ROME – Less than a month after a man on New York’s “most wanted” list was arrested in St. Peter’s Square with three knives ahead of a papal audience, a parish priest from the Czech Republic was detained Sunday before the pontiff’s Angelus address after being found to have an air gun, two knives, a box cutter and a screwdriver in his bag.
According to media reports, the 59-year-old priest, identified as Father Milan Palkovic, who was wearing a cassock, claimed the items didn’t belong to him but to another man attending the Angelus, who was also detained, and that they were for “personal defense.”
The two men reportedly were part of a group of pilgrims from the Czech Republic who had arrived in Rome by bus.

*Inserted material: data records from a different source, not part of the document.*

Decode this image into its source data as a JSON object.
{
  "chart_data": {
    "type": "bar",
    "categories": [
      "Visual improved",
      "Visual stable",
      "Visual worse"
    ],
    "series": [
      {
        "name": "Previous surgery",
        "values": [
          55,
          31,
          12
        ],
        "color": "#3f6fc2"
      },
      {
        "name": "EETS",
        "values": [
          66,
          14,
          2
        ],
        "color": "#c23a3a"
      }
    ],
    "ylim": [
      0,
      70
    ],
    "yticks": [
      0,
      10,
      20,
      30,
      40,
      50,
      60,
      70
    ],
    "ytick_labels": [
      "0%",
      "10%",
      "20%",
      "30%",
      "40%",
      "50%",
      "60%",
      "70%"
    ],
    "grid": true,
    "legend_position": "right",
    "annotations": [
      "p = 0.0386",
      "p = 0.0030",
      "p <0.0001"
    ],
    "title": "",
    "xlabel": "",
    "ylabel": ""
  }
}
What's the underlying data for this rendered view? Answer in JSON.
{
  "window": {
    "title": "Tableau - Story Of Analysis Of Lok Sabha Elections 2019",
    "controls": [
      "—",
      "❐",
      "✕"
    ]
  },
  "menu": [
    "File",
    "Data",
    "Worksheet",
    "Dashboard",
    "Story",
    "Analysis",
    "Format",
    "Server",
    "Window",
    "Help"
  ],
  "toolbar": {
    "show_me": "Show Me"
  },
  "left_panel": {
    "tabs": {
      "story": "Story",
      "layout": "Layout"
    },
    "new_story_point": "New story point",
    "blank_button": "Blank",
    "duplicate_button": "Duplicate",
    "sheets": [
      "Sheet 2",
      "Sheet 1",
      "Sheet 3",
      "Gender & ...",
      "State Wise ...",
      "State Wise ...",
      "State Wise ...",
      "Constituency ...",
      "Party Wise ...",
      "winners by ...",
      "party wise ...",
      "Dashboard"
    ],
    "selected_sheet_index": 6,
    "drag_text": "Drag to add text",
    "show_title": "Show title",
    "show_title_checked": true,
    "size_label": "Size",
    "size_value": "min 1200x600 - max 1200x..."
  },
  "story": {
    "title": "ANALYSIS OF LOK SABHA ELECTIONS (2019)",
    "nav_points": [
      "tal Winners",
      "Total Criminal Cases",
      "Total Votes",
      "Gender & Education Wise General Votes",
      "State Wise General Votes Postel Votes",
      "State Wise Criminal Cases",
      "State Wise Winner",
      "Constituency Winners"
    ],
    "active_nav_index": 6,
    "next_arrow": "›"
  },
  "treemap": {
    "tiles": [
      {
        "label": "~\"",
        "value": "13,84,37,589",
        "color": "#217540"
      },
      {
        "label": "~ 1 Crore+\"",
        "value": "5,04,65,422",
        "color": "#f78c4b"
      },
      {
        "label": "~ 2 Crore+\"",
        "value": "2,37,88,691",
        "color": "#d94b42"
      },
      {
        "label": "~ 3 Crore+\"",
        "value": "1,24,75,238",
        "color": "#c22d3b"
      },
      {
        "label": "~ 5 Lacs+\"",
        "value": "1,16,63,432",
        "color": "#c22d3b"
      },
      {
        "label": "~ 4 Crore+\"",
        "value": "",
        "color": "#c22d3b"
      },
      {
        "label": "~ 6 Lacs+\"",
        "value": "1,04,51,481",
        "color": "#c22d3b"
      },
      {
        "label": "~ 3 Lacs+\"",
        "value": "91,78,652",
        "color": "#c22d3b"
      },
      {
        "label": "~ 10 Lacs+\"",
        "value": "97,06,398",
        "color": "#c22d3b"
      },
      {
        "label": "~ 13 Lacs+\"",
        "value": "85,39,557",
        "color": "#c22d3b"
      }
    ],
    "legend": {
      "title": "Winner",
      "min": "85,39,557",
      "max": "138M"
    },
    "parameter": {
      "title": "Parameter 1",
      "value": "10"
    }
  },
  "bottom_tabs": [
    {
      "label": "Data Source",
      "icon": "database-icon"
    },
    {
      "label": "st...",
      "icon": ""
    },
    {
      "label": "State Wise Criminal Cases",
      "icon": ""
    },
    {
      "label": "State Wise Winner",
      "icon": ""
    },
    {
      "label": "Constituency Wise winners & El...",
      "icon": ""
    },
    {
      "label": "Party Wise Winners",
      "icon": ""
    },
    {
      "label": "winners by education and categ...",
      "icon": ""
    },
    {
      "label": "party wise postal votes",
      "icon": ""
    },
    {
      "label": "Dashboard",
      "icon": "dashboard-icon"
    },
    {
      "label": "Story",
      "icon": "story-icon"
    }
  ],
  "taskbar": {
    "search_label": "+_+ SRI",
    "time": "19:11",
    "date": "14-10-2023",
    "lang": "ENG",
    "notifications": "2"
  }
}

A police spokesperson said the items have been confiscated, and an investigation is underway to determine why the two men wanted to bring them into the pope’s Angelus address. One theory is that the other man, aged 60, whose name has not been revealed, may have passed the bag to Palkovic, believing that his priestly garb would allow him to pass undisturbed.
In the meantime, the priest has been charged with illegal possession of weapons, an offense under Italian law which could carry a six-month jail sentence, which can be augmented if the possession took place at a public gathering.
The weapons were identified during a routine screening by the metal detectors though which visitors to St. Peter’s Square are required to pass, and the two men were detained around 9:00 a.m. Sunday morning, three hours before Pope Francis appeared at the window of the papal apartment to deliver his blessing and address.
According to police spokespersons, an initial background check indicates that neither Palkovich nor the other man have prior offenses on their records.
In an apparently unrelated incident, an Italian man was arrested with a replica pistol, capable only of firing blanks, outside Rome’s Basilica of St. Mary Major late Saturday night. The man had been flagged by witnesses who observed him yelling into a mobile phone, apparently during an argument with his fiancé, and then punching a wall with his fist.
The security breach on Sunday comes after an American man named Moises Tejada was detained by Italian police on April 10 in a bathroom just off St. Peter’s Square with three knives in his possession, which he apparently planned on carrying into Pope Francis’s regular Wednesday General Audience that day.
Tejada was on New York State’s “most wanted” list for violating parole after being released following a conviction for assault and battery of a real estate agent. According to media reports, Tejada told Italian police that he had arrived in Rome from Moldavia after having spent time in Ukraine fighting against the Russian invasion.
Tejada is currently being detained in Italy awaiting an extradition request from the United States.
It’s not known if Tejada had any intention of using the three knives to disrupt the audience or to threaten the pope.